Myerowitz, a Bangor chiropractor, knows the sweet taste of victory from his racewalking days. He holds two international gold medals, three silver and two bronze for racewalking. He also won six American racewalking championships and set a national record in 1990. He referees high school and middle school basketball and field hockey in the Bangor area.
Three years ago, he decided to start weight training, telling himself, “I need to condition myself better … to keep up my skills, my reaction time.”
Earlier this winter, when a member of the Union Street Athletics powerlifting team approached Myerowitz at the gym, he was surprised.
“I said I don’t lift very much, only 120 pounds,” he said, not knowing that by benching 120 pounds, he already tied the national record. Hearing that, Myerowitz agreed to give it a shot. Unfortunately, all did not go according to plan.
On New Year’s Eve, Myerowitz slipped on a patch of black ice and fell. “I landed on my head first,” he said. He had a concussion and wasn’t able to train. “I was fortunate – not a broken bone, no motor dysfunction, no sensory dysfunction, just vertigo. I realized science was right, the world does spin.”
With only three weeks left to train, Myerowitz was worried he wouldn’t be able to get back to where he had been. Now, instead of hoping to blow the record out of the water, he was hoping to meet it. “For nine weeks, I didn’t train. Nine weeks of deconditioning. I cut my load back by 40 percent.” But by the weekend before the competition, he said he was back up to 120 pounds.
The Maine Games presented the competition at the Brewer Auditorium on Saturday. Not knowing the rules and regulations, Myerowitz was apprehensive.
“After the first round, I was absolutely comfortable,” he said. It was just getting through the warm-up and the first lift.
Competitors have three attempts to make their lift, and on each one, they usually increase the weight, starting with something they know they’ll be able to pull off. Someone who is trying to break a state record is given a fourth opportunity.

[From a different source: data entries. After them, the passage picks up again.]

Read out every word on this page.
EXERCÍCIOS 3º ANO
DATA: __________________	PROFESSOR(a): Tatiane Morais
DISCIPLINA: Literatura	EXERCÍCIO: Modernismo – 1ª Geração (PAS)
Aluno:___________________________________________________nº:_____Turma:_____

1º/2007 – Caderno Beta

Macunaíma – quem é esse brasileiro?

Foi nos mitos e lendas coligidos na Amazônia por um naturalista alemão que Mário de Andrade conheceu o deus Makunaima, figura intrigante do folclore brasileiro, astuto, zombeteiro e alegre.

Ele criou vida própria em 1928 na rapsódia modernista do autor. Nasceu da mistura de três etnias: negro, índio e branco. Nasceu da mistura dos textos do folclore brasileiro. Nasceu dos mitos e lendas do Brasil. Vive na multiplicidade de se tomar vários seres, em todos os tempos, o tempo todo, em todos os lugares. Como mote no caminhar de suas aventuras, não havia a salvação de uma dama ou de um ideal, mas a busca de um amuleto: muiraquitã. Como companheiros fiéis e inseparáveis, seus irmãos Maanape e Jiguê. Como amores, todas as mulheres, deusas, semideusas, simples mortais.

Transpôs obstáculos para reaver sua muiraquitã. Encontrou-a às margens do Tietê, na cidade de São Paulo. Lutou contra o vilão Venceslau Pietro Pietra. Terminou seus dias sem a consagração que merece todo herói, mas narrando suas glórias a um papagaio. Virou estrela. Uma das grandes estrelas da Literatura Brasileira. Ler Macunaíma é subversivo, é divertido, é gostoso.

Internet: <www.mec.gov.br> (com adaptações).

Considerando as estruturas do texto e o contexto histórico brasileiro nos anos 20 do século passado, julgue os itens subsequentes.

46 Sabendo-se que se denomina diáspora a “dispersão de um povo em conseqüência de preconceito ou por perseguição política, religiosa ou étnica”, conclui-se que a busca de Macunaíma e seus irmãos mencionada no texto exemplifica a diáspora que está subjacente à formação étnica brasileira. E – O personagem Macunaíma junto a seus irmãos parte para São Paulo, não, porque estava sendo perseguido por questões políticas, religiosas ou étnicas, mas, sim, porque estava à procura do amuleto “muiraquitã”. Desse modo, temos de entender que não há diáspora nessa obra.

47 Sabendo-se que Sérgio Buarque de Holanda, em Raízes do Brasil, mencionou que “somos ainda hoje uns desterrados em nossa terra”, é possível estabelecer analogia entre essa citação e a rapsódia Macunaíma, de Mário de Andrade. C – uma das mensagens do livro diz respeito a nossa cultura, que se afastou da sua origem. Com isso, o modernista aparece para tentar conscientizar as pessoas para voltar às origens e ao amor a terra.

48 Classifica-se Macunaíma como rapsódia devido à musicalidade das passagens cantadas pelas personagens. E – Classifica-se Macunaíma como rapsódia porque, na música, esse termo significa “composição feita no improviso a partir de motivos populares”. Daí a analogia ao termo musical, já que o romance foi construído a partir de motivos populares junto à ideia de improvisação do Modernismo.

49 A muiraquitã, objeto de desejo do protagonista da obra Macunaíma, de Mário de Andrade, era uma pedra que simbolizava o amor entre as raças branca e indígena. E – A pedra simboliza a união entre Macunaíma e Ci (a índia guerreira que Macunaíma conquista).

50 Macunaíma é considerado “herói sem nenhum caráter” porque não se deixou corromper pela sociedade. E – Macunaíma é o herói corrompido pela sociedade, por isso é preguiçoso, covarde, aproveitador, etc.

Myerowitz followed that strategy. He benched 93.69 pounds the first round, 104.72 pounds the second, and 115.5 pounds on the third.
“I didn’t realize I’d broken the record on the third lift. I was looking to go up to 121.” Regardless, Myerowitz was proud to have made three successful lifts. “God was good and I was able to set a new state record for my age group,” he said.
“The reason I do this is to give other people who are older encouragement. This is something new for me … At any age, things can happen, and people should be encouraged not to wither and die, and to do things,” he said.
Myerowitz is going to keep lifting and competing.
“My goal is to ultimately lift 180 pounds,” he said. When asked by a young basketball player why he keeps refereeing at his age, Myerowitz answered, “As long as I get to the end of the line before you do, I’m not going to hang up my shoes.”